Earthquake Question----QUICK-----ANSWER IT IN ENGLISH (20)

2006-11-01 11:48 am
Question:
1Where are the Afghaistan earthquakes?
2What cause earthquakes?
3What damage did the earthsquakes cause?
4Why did so many people die in the Afghanistan earthquakes?

回答 (2)

2006-11-01 10:14 pm
✔ 最佳答案
1. The appearance of Afghanistan earthquakes are not uniform. It appears all across the whole region. October 8, 2005, a 7.6 magnitude earthquake hit eastern Afghanistan. On April 6, 2004, eastern province of Badakhshan in Afghanistan experienced a 6.6 magnitude earthquake. On March 26, 2002, earthquake struck the northern province of Baghlan in Afghanistan. In May 1998, another earthquake struck the northern and northeastern province of Takhar and Badakhshan. In that same year in Feb, another earthquake struck Takhar.

2. Afghanistan is located on Eurasian plate, which is close to the boundary of crust collision with the Arabian Plate and lies on the traverse plate boundary with the Indian plate. Therefore, large amount of pressure build up underneath the crust that needs to be released in form of earthquakes. The more active tranverse boundary with Indian plate causes more earthquakes in these few years.
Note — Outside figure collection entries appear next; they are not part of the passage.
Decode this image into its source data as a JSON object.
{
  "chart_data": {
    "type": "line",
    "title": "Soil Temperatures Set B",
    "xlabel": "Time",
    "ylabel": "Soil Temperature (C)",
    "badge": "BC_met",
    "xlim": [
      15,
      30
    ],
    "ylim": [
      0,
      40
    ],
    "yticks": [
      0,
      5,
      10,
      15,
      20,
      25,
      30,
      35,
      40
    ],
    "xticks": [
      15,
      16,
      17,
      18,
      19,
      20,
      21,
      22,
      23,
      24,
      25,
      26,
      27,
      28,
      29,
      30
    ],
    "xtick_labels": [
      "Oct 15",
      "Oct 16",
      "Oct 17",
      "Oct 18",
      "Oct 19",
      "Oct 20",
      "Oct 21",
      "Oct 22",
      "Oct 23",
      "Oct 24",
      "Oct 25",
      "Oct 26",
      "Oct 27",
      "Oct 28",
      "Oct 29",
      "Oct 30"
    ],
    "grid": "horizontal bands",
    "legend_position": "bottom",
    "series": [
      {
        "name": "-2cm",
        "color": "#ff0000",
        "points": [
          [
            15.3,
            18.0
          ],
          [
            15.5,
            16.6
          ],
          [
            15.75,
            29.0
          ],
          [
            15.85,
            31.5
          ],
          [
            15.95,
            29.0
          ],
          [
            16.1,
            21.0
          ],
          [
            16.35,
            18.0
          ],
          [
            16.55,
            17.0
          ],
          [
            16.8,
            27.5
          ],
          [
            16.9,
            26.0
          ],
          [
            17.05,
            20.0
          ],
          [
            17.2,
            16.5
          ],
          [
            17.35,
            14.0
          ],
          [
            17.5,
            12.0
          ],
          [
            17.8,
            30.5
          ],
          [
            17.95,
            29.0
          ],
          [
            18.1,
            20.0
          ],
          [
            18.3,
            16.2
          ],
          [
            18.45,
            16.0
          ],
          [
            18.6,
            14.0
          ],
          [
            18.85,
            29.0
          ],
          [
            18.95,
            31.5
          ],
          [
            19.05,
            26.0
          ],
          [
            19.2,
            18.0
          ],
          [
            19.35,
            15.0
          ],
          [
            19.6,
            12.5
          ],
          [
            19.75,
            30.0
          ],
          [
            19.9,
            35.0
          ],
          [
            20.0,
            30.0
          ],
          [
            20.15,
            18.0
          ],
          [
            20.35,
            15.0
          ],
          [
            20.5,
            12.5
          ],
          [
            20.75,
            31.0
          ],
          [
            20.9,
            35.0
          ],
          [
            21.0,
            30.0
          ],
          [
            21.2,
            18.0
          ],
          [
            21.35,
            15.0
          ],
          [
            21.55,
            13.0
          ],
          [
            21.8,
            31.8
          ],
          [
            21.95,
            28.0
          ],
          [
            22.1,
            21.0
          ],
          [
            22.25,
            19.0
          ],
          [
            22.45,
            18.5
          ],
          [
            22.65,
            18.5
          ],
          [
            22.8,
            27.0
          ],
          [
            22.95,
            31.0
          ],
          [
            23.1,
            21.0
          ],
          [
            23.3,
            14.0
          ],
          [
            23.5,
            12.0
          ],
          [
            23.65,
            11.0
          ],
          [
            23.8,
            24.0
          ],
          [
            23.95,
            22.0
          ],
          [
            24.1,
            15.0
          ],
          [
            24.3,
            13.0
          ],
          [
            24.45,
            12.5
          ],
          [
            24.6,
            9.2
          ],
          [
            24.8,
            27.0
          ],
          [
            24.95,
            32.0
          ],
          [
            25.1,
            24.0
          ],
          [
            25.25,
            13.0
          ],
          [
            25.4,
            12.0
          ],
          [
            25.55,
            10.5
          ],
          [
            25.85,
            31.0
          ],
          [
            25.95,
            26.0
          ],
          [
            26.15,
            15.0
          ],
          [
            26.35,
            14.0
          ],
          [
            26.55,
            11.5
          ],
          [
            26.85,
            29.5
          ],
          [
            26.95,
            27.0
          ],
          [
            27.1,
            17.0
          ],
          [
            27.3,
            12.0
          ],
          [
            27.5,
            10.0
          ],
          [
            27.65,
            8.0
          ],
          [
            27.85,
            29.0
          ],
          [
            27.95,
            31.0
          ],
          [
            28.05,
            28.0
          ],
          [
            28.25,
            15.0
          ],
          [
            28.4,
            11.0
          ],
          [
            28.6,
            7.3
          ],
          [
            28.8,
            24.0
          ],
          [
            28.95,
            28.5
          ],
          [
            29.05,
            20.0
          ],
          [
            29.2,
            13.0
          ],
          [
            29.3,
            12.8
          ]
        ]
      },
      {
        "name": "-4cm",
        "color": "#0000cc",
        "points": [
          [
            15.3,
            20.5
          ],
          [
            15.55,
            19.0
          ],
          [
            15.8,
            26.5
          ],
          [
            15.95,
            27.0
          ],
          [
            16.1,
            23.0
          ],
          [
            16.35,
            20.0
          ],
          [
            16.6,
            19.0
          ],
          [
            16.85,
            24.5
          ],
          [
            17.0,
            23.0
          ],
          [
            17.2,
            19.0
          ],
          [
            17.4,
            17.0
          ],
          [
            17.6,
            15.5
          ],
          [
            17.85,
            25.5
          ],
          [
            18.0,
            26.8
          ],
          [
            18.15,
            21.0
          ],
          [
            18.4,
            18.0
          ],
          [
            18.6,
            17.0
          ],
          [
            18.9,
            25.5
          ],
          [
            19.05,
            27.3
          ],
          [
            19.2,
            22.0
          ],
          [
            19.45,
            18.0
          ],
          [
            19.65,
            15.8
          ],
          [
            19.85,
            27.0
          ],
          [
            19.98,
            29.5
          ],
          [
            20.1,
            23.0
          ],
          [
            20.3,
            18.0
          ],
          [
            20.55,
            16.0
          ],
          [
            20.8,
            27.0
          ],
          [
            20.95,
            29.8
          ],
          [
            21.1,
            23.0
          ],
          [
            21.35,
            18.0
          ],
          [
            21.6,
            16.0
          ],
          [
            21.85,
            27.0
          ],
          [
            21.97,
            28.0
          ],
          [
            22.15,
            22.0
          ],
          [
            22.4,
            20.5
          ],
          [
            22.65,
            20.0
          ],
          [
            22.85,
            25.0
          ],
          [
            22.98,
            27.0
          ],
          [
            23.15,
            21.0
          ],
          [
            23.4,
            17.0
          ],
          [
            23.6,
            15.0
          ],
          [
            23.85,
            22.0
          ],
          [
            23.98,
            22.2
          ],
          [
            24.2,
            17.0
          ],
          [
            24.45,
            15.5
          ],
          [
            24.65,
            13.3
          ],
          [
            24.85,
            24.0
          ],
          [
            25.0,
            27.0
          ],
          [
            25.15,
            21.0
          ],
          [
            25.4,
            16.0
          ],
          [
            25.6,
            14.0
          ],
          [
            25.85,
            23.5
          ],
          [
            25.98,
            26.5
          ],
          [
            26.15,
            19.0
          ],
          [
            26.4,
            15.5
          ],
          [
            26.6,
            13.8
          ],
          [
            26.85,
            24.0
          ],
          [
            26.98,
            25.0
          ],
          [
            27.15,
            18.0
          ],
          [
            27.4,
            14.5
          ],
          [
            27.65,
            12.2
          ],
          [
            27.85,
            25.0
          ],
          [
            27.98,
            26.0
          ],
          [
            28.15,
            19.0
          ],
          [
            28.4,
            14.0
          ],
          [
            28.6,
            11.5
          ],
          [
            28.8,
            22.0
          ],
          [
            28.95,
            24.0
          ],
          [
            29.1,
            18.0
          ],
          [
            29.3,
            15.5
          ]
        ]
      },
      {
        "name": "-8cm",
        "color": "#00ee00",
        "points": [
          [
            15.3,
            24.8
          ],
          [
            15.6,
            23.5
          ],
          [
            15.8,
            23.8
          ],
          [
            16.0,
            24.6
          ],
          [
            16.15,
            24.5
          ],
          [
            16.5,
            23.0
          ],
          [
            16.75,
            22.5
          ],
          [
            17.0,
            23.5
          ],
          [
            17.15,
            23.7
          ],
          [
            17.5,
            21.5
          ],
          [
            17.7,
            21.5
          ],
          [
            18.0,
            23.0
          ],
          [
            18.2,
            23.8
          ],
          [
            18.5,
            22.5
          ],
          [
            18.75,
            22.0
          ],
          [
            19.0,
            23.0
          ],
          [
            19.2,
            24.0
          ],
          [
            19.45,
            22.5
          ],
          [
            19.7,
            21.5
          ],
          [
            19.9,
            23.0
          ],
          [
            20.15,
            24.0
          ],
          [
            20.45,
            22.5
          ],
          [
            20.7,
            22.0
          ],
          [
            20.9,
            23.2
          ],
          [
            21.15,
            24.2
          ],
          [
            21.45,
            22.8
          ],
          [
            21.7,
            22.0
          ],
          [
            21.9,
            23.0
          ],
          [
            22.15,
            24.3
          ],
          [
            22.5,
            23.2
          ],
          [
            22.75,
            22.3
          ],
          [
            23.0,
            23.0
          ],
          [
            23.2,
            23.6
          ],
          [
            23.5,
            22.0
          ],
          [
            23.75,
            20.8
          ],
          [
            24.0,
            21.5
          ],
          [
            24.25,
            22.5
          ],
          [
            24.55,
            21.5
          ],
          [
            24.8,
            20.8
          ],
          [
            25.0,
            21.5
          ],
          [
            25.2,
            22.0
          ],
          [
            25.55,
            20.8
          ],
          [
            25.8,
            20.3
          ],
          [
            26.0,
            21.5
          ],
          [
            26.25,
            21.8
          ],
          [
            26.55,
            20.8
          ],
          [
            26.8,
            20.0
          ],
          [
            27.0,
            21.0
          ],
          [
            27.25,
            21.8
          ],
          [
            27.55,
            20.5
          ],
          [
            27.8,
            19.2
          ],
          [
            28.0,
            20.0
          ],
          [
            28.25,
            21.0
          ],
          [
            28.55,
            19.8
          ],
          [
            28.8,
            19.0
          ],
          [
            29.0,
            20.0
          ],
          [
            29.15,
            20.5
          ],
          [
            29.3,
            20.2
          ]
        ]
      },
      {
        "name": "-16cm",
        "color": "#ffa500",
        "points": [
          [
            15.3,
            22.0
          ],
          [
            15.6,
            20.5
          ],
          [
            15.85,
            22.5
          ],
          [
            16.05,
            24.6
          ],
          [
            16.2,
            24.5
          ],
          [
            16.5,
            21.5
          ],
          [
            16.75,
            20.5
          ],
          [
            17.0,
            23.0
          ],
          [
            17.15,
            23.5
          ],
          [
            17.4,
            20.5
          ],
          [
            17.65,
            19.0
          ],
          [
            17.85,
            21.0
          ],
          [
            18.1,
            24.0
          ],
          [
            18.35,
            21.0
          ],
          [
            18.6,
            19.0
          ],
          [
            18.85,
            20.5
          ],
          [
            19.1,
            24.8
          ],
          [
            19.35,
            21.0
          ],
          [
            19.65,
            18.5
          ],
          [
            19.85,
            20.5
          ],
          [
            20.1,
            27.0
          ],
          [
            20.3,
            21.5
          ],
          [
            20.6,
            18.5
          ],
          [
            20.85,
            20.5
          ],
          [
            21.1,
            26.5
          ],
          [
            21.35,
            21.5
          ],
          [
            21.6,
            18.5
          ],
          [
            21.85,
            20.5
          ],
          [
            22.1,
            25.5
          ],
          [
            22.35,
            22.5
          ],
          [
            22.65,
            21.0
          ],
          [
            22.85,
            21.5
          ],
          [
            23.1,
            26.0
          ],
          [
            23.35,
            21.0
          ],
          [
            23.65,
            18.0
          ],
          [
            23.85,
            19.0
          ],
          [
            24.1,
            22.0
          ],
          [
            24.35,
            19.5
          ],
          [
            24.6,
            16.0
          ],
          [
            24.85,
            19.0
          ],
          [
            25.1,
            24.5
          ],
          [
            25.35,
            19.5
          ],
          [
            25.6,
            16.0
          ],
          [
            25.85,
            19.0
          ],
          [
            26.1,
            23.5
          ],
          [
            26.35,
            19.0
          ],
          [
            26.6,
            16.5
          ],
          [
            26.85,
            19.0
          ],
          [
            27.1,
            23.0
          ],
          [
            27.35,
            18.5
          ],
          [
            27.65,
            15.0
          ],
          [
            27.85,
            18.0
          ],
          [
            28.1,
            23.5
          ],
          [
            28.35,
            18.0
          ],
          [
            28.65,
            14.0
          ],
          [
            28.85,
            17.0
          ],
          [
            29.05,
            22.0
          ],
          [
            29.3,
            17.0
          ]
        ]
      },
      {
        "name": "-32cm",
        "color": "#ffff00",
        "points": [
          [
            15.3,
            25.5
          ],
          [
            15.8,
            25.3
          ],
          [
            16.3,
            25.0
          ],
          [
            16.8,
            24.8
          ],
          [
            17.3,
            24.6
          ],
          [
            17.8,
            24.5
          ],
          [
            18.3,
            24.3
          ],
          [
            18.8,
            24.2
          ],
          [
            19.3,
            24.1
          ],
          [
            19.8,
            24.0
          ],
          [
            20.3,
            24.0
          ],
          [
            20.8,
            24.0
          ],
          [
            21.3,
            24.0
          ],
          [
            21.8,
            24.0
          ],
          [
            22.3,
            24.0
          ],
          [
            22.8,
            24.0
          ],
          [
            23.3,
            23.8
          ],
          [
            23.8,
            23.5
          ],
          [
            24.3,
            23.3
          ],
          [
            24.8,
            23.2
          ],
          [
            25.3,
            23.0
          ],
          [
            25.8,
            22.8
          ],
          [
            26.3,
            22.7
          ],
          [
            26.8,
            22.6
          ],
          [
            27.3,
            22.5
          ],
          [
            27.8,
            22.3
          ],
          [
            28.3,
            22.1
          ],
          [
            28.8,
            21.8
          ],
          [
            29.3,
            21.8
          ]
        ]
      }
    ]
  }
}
However, the Arabian Plate boundary also moves at a rate of 22mm/year when compared to approximately 40mm/year in the Indian plate.

Actually, Q3 and Q4 is related...
3. In March 2002 earthquake, more than 2000 people were killed, 4000 people had been injured with at least 20000 people left homeless.
May 1998 earthquake, 5,000 were killed.
Feb 1998 earthquake 4500 were killed.

4. Earthquake causes uncountable damamge to the area. This is because once an earthquake struck, it destroyed most of the transport network, which was vital for food and medical supplies. Those who were injured or left homeless did not have access to clean water and no medicine was avaliable directly to them after the quake. As most of the Afghanistan population depends on aid relief even "BEFORE" the quake, the impoverished communities was not able to help themselves after the quake (as they did not have excess food storage in the country to assist themselves once a disaster strike). Their mud-brick built homes was not stable enough to fight the earthquake.... Therefore, as earthquake struck their mud-brick houses became : rubbles, which kind of bury most of those alive...

2006-11-01 16:33:28 補充:
Just wondering..... Your topic is on earthquakes in Afghanistan, not War in Afghanistan, right??
參考: BBC, all different types of geological and earthquake websites.... but analyzed by me :)
2006-11-01 12:39 pm
Afghanistan is located in the heart of Central Asia. The country is officially named the Islamic Republic of Afghanistan (Pashtu: D'Afghanistan Islami Jamhuriat; Dari: Jamhuriat-i Islami-i Afghanistan).

The 2001 war in Afghanistan started in October 2001, in the wake of the September 11, 2001 attacks on the United States, marking the beginning of its War on Terrorism campaign, seeking to oust the Taliban and find al-Qaeda leader Osama bin Laden. The Afghan Northern Alliance provided the majority of forces, while the U.S. and fellow NATO members the United Kingdom, Canada, France, Italy, Spain, Portugal, and Germany, along with Australia, Pakistan, and New Zealand, provided support. The U.S. military name of the conflict was Operation Enduring Freedom.1

The officially-stated purpose of the invasion was to target al-Qaeda members, and to punish the Taliban government in Afghanistan which had provided support and haven to al-Qaeda.


about the death:

According to Marc W. Herold's Dossier on Civilian Victims of United States' Aerial Bombing at least 3700 and probably closer to 5000 civilians were killed as a result of U.S. bombing[8]. Herold's study omitted those killed indirectly, when air strikes cut off their access to hospitals, food or electricity. Also exempt were bomb victims who later died of their injuries. When there were different casualty figures from the same incident, in 90% of cases Professor Herold chose a lower figure.

Some people, however, dispute Herold's estimates. Joshua Muravchik of the American Enterprise Institute and Carl Conetta of the Project on Defense Alternatives question Herold's heavy use of the Afghan Islamic Press (the Taliban's official mouthpiece) and claim tallies provided them were suspicious. Conetta also claims statistical errors in Herold's study[9] [10]. Conetta's study puts total civilian casualties between 1000 and 1300 [11]. A Los Angeles Times study put the number of collateral dead between 1,067 and 1,201.